Soirée mystère : pas de thème, pas besoin d'apporter une boutanche, tout est pris en charge par le maître des lieux. Le plus dur : tirer sur la chaise, s'asseoir dessus et se replacer pour ne plus bouger pendant... quatre heures.
Ayant récemment dressé le portrait de Pierre, je vais donc m'attaquer à celui de Benoît aujourd'hui.
Benoît, c'est déjà un nom que je ne dévoilerai pas pour ne pas trahir son intimité mais qui, à lui tout seul, est toute une poésie. Il y a des patronymes qui invitent autant au voyage qu'un climat bourguignon. Le sien en fait partie.
Le cul entre deux âges, Benoît est réservé mais loin d'être timide. Discrètement en retrait, mais toujours acteur. Une retenue non feinte qui rend le bonhomme aussi mystérieux qu'attachant. En fait, Benoît, c'est l'authenticité sans la fioriture, à l'instar des vins qu'il nous servira ce soir. Franc, avec son caractère, à multiples facettes brillantes mais pas clinquantes. Bref, pour le peu que j'en connais, un gars bien dont on a envie d'être l'ami.
Nous voici donc, Laurent, Gildas, Pierre et moi partis pour un beau voyage à l'aveugle.
Les blancs :
Le premier vin accompagne une tête de moine.
La couleur s'annonce jeune, brillante, jaune paille très pâle. Le premier nez est avenant, discret, avec un très léger côté fumé. A l'aération, de fines notes florales, portées par un une discrète odeur beurrée apparaissent.
La bouche est riche, onctueuse, grasse. La finale, légèrement amère, s'achève sur l'amande. L'amertume est souvent pour moi un élément rédhibitoire, mais pas cette fois-ci.
Il s'agît du
Chemin de Martin, Limoux sec 2005 titrant 13 ° et vinifié par la
cave coopérative Anne de Joyeuse. La fermentation et l'élevage se font en barrique, mais le boisé n'est absolument pas caricatural. A 5,30 €, l'acheteur en a pour un peu plus que son argent.
Arrive le
Corbière Cuvée Prestige 2006 du château Ollieux Romanis qui accompagne une petite tourte aux fruits de mers à l'armoricaine :
Impression de jeunesse partagée sur cette bouteille présentant une couleur quasiment identique à celle du 1er vin.
Le nez développe quelques arômes de fleurs blanches portés par la vanille. Un très léger boisé enveloppe le tout. Mais plus que ces senteurs, c'est une note épicée, très précise mais indéfinissable (oui ! Ça existe !) qui apporte son intérêt au vin. A la rédaction, je me demande s'il ne s'agirait pas du lys...
La bouche est grasse, mais non dénuée de vivacité. La finale est un peu plus amère que celle du limoux. J'accroche moins.

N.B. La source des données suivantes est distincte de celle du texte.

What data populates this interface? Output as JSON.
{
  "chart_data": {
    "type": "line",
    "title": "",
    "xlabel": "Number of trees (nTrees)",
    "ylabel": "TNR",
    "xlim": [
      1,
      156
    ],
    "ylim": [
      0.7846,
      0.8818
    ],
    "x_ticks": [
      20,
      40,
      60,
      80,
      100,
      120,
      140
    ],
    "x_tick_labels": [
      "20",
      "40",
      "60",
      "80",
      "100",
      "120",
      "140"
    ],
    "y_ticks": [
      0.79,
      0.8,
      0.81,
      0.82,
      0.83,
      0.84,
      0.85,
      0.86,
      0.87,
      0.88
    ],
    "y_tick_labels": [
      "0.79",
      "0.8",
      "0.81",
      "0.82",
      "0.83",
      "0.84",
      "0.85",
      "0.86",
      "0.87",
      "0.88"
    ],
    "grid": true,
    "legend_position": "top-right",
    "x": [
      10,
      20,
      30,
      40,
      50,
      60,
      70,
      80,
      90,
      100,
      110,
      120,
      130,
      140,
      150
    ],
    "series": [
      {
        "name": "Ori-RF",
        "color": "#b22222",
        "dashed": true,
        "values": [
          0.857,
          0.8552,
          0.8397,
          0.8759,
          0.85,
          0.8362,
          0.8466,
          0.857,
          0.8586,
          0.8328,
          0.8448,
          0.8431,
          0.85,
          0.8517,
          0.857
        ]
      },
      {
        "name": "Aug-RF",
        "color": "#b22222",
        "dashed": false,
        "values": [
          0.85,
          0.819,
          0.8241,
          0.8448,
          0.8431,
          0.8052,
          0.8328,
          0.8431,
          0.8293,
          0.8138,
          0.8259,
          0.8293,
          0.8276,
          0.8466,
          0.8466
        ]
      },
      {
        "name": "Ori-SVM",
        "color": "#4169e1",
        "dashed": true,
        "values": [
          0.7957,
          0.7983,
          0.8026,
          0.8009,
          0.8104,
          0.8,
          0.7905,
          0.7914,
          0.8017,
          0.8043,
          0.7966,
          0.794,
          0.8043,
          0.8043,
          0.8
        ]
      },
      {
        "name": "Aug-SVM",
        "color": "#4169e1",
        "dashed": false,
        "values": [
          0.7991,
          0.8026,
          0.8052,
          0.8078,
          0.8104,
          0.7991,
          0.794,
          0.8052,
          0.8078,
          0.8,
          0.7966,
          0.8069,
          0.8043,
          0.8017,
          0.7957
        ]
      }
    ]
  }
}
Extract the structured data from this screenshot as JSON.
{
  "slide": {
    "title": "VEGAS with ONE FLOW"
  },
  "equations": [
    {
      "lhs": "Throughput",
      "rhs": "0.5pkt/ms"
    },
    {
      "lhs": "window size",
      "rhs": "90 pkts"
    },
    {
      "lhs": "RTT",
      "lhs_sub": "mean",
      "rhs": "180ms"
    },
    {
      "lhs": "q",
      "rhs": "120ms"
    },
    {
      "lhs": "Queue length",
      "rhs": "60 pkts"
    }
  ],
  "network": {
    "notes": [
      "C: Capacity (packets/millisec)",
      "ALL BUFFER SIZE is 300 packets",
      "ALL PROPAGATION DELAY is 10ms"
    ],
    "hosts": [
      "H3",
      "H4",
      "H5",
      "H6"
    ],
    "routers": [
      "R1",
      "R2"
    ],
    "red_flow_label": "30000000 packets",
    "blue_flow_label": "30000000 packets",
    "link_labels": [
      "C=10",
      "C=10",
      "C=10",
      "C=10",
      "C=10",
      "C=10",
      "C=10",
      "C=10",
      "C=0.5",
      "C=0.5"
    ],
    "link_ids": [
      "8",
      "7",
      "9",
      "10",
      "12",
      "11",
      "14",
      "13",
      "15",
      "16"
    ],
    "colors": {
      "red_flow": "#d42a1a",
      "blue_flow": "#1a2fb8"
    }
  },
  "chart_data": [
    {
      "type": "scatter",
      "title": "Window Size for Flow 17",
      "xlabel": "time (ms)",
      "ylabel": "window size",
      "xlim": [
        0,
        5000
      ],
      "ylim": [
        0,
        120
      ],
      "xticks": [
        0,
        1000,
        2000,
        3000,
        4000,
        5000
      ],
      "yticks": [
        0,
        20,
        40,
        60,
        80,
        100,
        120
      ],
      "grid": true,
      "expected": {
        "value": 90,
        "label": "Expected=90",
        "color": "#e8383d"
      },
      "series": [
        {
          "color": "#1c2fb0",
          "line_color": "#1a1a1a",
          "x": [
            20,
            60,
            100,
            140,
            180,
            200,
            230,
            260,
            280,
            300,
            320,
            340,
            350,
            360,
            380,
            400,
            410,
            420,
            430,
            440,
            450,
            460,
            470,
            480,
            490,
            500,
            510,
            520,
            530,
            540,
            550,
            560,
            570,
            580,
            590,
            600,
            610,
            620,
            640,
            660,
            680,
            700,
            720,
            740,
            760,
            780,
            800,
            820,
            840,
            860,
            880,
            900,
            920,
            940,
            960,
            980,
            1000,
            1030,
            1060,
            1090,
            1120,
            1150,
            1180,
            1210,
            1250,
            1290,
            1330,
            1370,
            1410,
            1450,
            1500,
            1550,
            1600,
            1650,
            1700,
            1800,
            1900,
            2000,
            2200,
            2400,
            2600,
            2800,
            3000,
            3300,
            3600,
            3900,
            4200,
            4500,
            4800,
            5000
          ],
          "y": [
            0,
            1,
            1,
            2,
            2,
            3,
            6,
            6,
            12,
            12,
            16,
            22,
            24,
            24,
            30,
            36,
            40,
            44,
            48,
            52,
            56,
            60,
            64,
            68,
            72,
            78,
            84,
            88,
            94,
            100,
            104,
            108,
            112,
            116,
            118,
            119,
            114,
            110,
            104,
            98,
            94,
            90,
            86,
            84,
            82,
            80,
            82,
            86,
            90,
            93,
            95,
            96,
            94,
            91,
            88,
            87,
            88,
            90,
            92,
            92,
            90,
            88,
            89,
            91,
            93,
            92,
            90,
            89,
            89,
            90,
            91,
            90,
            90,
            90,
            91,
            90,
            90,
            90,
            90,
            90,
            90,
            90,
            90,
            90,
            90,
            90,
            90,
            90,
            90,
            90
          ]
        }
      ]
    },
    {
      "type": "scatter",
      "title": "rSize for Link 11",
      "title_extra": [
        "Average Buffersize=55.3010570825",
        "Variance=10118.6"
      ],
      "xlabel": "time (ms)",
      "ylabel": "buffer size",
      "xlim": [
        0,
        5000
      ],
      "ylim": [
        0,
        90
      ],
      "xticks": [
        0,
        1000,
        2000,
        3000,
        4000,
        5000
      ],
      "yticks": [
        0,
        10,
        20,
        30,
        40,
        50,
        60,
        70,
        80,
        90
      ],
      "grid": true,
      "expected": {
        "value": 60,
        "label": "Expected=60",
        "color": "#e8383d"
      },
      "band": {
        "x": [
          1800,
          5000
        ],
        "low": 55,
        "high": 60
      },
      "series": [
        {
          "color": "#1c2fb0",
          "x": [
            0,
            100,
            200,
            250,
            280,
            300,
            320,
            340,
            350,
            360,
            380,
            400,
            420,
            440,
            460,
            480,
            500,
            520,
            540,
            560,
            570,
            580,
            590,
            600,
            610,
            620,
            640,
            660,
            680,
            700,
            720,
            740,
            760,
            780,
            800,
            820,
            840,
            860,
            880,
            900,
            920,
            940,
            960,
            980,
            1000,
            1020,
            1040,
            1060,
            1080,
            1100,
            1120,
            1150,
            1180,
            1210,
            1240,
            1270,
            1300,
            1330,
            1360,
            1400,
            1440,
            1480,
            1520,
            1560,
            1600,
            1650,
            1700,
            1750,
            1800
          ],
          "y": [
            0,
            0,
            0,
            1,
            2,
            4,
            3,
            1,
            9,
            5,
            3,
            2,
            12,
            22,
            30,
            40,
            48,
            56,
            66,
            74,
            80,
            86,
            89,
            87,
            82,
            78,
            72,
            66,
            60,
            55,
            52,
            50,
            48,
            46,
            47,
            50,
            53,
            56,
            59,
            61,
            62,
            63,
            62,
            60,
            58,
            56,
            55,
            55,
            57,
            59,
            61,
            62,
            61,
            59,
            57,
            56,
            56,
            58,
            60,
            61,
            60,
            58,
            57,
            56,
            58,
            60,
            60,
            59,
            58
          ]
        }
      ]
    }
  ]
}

Un 50 % marsanne, 50 % roussanne, élevé dans un style moderne, plutôt international, titrant 14°. Ce n'est pas mal, mais vu le prix, le rapport qualité/prix/plaisir me paraît défavorable.
Notre hôte nous sert ensuite une tartelette crémeuse à l'andouille et au livarot. Petite gastronomie de bistrot, facile à réaliser et ô combien savoureuse. De ces plats sans fard ni chichi que l'on prend plaisir à déguster en lisant une carte Michelin...
J'en vois déjà qui clignent des yeux, froncent les sourcils et s'interrogent.
Benoît, c'est encore la vieille école. Normal, il est instituteur. A l'heure du GPS, il doit être le dernier à partir en vacances muni de la carte Michelin localisant tous les vignobles de France. Ceci dit, c'est pratique : un doute et... hop ! Direction Rasteau via Savennières avec pose obligatoire à Château-Châlon.
L'immense Marcel Gotlib devrait le rencontrer car il arrive - tenez-vous bien - à replier cette fameuse carte du 1er coup ! Comme le disait le célèbre dessinateur : UN MUTANT !:
En attendant l'avant-dernier blanc est loin de l'être.
Le Vouvray sec du
Domaine du Clos Naudin s'annonce par une couleur jaune soutenu.
Le nez, très mûr, offre une belle palette daromatique dominée par le coing, le miel. Très mature, il est trompeur ! D'aucuns auraient probablement identifiés un demi-sec.
La bouche, acide m'a semblée un chouïa oxydée, mais sans défaut et d'une belle persistance. 13° de plaisir.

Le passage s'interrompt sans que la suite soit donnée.